Cultura e Società

“La forma dell’acqua” di Guillermo del Toro. Commento di Elisabetta Marchiori

20/02/18
"La forma dell’acqua" di Guillermo del Toro. Commento di Elisabetta Marchiori

Autore: Elisabetta Marchiori

Titolo: La forma dell’acqua (The shape of water)

Dati sul film: regia di Guillermo del Toro, USA, 2017

Genere: fantastico, drammatico

 

Trama

Vincitore a sorpresa del Leone d’oro alla 74esima Mostra del Cinema di Venezia, con una giuria presieduta da Annette Bening, “The shape of water”, del messicano Guillermo del Toro si era distinto per la semplicità e la poca originalità della storia, che propone altrettante semplici metafore sul mondo e sulla vita. “Assurda e assurdamente semplice”  la definisce il regista. Siamo negli anni ’60, durante la Guerra Fredda. La storia prende avvio dalla cattura a scopo di studio, da parte di scienziati cattivi, di un mostro marino antropomorfo e squamoso, ma al contempo intelligente, gentile e molto sensibile al contempo, una specie di tritone con pene “a scomparsa”. Questo particolare lo apprendiamo, grazie all’eloquente linguaggio dei gesti della carina, simpatica e intraprendente protagonista (Sally Hawkins), una giovane donna muta che fa le pulizie nel laboratorio dove è tenuto in attesa di vivisezione e che di lui si innamora. Seguono le vicissitudini di una storia d’amore impossibile, la ribellione e la fuga verso la libertà.

 

 

Andare o non andare a vedere il film

È un’opera fantastica, “una favola” come è stata definita, ma anche un miscuglio di tanti, forse troppi elementi, che rimandano a tanti film conosciuti, da quelli della Disney come “La Sirenetta”, “Cenerentola” e “La bella e la bestia”, a quelli di Spilberg come “ET” e “Il Ponte delle Spie”, fino alle saghe di supereroi (dove tipi del genere affollano i laboratori segreti), con un’atmosfera da fantastico mondo di Amélie combinata a un pizzico di horror.
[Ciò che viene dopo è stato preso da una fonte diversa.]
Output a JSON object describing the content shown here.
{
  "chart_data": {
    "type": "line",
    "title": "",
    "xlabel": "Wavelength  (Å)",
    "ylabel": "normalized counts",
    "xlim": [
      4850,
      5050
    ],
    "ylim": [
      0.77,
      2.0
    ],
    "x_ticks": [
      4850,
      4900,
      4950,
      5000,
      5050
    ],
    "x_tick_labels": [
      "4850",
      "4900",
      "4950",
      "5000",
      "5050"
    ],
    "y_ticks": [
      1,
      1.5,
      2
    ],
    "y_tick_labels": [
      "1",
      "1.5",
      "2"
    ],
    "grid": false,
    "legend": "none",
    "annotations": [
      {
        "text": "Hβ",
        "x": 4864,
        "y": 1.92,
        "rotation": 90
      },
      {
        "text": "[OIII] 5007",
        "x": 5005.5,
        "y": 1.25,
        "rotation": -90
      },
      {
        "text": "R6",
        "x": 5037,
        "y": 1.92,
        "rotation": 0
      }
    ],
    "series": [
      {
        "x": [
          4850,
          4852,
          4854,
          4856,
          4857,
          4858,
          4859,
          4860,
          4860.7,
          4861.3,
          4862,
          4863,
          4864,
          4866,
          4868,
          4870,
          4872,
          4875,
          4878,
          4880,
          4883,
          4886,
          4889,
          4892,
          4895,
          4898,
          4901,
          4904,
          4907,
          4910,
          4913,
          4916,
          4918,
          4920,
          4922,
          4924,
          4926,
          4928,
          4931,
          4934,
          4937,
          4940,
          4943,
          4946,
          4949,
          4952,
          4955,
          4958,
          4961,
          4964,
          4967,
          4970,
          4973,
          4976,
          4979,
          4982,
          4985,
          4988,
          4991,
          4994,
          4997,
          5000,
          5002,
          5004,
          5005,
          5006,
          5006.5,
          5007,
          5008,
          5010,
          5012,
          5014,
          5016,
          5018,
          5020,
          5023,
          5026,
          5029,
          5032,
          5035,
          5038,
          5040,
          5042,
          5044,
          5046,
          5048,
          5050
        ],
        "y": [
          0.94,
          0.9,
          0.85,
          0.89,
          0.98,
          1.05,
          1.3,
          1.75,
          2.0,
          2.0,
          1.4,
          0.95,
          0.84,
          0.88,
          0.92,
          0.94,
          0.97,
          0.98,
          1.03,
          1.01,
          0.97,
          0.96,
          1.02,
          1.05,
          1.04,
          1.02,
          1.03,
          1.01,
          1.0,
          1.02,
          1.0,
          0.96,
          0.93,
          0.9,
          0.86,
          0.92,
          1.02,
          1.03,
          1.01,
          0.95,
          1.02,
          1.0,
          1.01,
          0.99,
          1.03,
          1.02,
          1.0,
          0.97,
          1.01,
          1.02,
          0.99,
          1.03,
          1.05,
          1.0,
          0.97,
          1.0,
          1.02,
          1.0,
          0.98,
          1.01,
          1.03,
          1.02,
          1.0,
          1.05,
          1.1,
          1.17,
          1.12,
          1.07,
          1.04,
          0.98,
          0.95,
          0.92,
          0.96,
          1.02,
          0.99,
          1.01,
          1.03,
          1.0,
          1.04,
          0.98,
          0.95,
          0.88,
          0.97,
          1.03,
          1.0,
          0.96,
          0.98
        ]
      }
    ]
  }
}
La sceneggiatura appare piuttosto sconclusionata anche per un film fantasy, ma è talmente una miscela fluida che ci si può anche fare affascinare, perchè immerge in esperienze sensoriali di una certa intensità.

Il film ha ricevuto tredici nomination agli Oscar ed è considerato il favorito per l’Oscar più importante, quello al Miglior film.

 

 

La versione di uno psicoanalista

La forma dell’acqua «è quel tipo di film che, a raccontarlo, ti fa sembrare ubriaco anche se non lo sei», afferma ancora il regista. Ti ubriaca e ti innonda di immagini, e quando recuperi lucidità e torni all’asciutto, fuori dalla sala, può anche indurre tante riflessioni: sull’altro da sé, sul diverso (l’unico amico di Elisa è gay), sulla tolleranza, sull’incontro tra solitudini, sulla contrapposizione tra male e bene, umano-non umano, vivisezione sì, vivisezione no, e chi più ne ha più ne metta. La sensazione, tuttavia, è che sia inebriante ma che l’acqua, che pur ti travolge qualche istante, scorra via. Sembra cioè che tutti gli elementi rimangano in realtà in superficie, a pelo dell’acqua, e nulla vada in profondità. Non fosse per alcuni aspetti di violenza e di sesso (non necessari), sarebbe un magnifico film per ragazzini. Forse questo aspetto è ciò che entusiasma il pubblico e anche la maggior parte della critica, ed è anche il motivo che lo rende a suo modo interessante dal punto di vista psicoanalitico. Si può andare al cinema per tanti motivi, tra cui quello di coltivare l’illusione di potere essere reali, vivi, essere quello che si è, qualunque tipo di creatura tu sia, trovare la tua forma e il tuo contenitore. E anche di poter trovare una via di fuga da un mondo che sembra poter fare di te quello che vuole.